La gestione dello stress e la prevenzione del burnout di tutti gli operatori sanitari impegnati nell’emergenza Coronavirus è stata messa al centro di un’iniziativa congiunta di Inail e Consiglio dell’Ordine nazionale degli Psicologi
Questa azione prevede la creazione di task force di psicologi nelle strutture sanitarie su tutto il territorio nazionale. Le task force saranno impegnate nell’attivazione di servizi di supporto al personale sottoposto allo stress dovuto all’attuale emergenza, con lo scopo di contenere le possibilità di sviluppo della sindrome del burnout.
Cosa si intende per burnout
Il burnout è la sindrome che affligge i lavoratori che vivono una condizione di stress prolungato, alla quale non riescono più a reagire. Il termine è inglese e significa letteralmente “scoppiato”, “bruciato”. Esprime infatti una condizione nella quale la persona ha completamente esaurito le proprie energie psicofisiche.
La sindrome del burnout è stata identificata e studiata a partire dagli anni ’70 proprio su personale del settore socio-sanitario, a dimostrazione di quanto gli operatori di questo ambito siano sottoposti per la natura stessa del loro lavoro ad un carico di stress importante.
Tuttavia oggi è noto che il burnout non riguardi solamente queste categorie, ma che sollecitazioni di stress prolungate nel tempo possano indurlo anche in lavoratori di altri settori.
Emergenza Covid-19 e fonti di stress per il personale sanitario
Lo stress lavoro-correlato è, insieme a quello biologico, una delle fonti di rischio che maggiormente affliggono la popolazione dei lavoratori della salute.
In tempi di emergenza covid-19 si verifica un aumento dei rischi psicosociali:
“La situazione di emergenza espone il personale sanitario a una serie di fattori di rischio legati alla cura del paziente contagiato, che possono contribuire all’accrescimento di stress psico fisico, primi tra i quali: l’esposizione agli agenti patogeni, la paura di essere contagiati e di contagiare pazienti e familiari, il contatto con la morte, lo stigma sociale dovuto alla maggiore esposizione alla malattia” (cit. documento Inail e Cnop).
A questi fattori si aggiungono elementi organizzativi del lavoro in emergenza, come il cambiamento di tempi, spazi e procedure con modalità diverse da quelle abituali o la difficoltà a conciliare vita personale e vita lavorativa a causa dei turni prolungati.
La fotografia dell’infermiera che si addormenta sulla tastiera del pc a fine turno di lavoro ha colpito tutti, ed è forse la prova più tangibile di quanto sopra esposto.
Inail e Cnop hanno perciò messo a punto una procedura di supporto psicosociale a favore degli operatori sanitari.

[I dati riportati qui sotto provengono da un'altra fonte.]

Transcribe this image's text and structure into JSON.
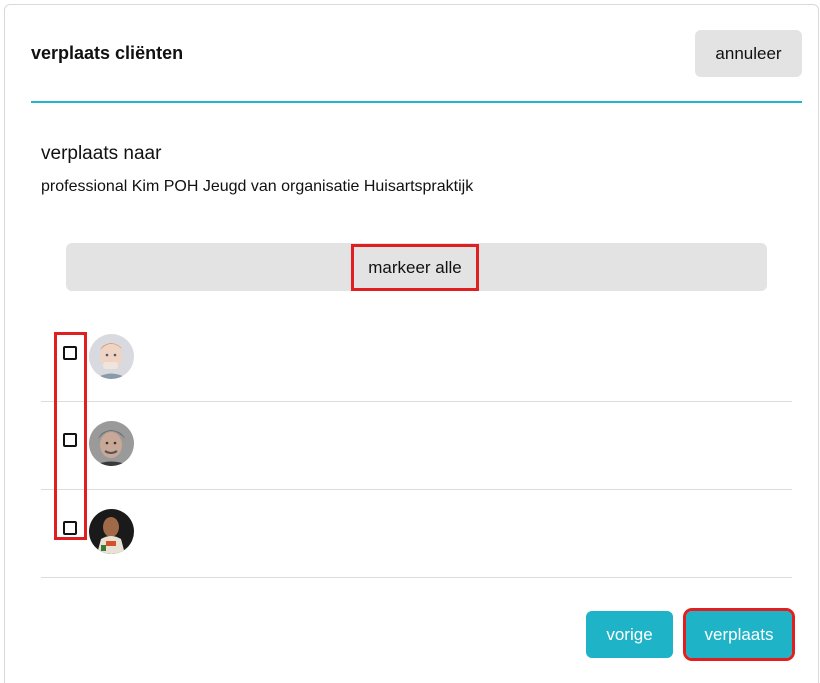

È prevista l’attivazione, a livello locale, di task force di psicologi operanti nel sistema sanitario per erogare un servizio di supporto e sostegno psicologico e psicosociale rivolto agli operatori sanitari.
Il modello di intervento prevede l’istituzione di un servizio di assistenza telefonica, attività di monitoraggio sui casi critici e gruppi di condivisione fra diverse unità organizzative, facilitati dagli psicologi.
Estendere questo modello di intervento ad altri settori
Sebbene il personale sanitario sia quello più esposto ad un ampio insieme di rischi, a causa dell’emergenza covid-19, un modello di questo tipo potrebbe essere utile anche in favore di altre categorie di lavoratori.
Ad esempio i lavoratori che svolgono mansioni a contatto con il pubblico, oppure quelli appartenenti a settori che – per vari motivi – hanno dovuto aumentare la produzione proprio in questa fase di crisi sanitaria (es. produzioni farmacologiche o biomedicali, distribuzione e logistica).
La procedura messa a punto da Inail e Cnop può dunque costituire un utile prontuario per attingere e impostare un’azione adeguata a sostenere il personale di tutte le aziende che riconoscono un aumento dei rischi psicosociali, e che vogliono intervenire in modo efficace.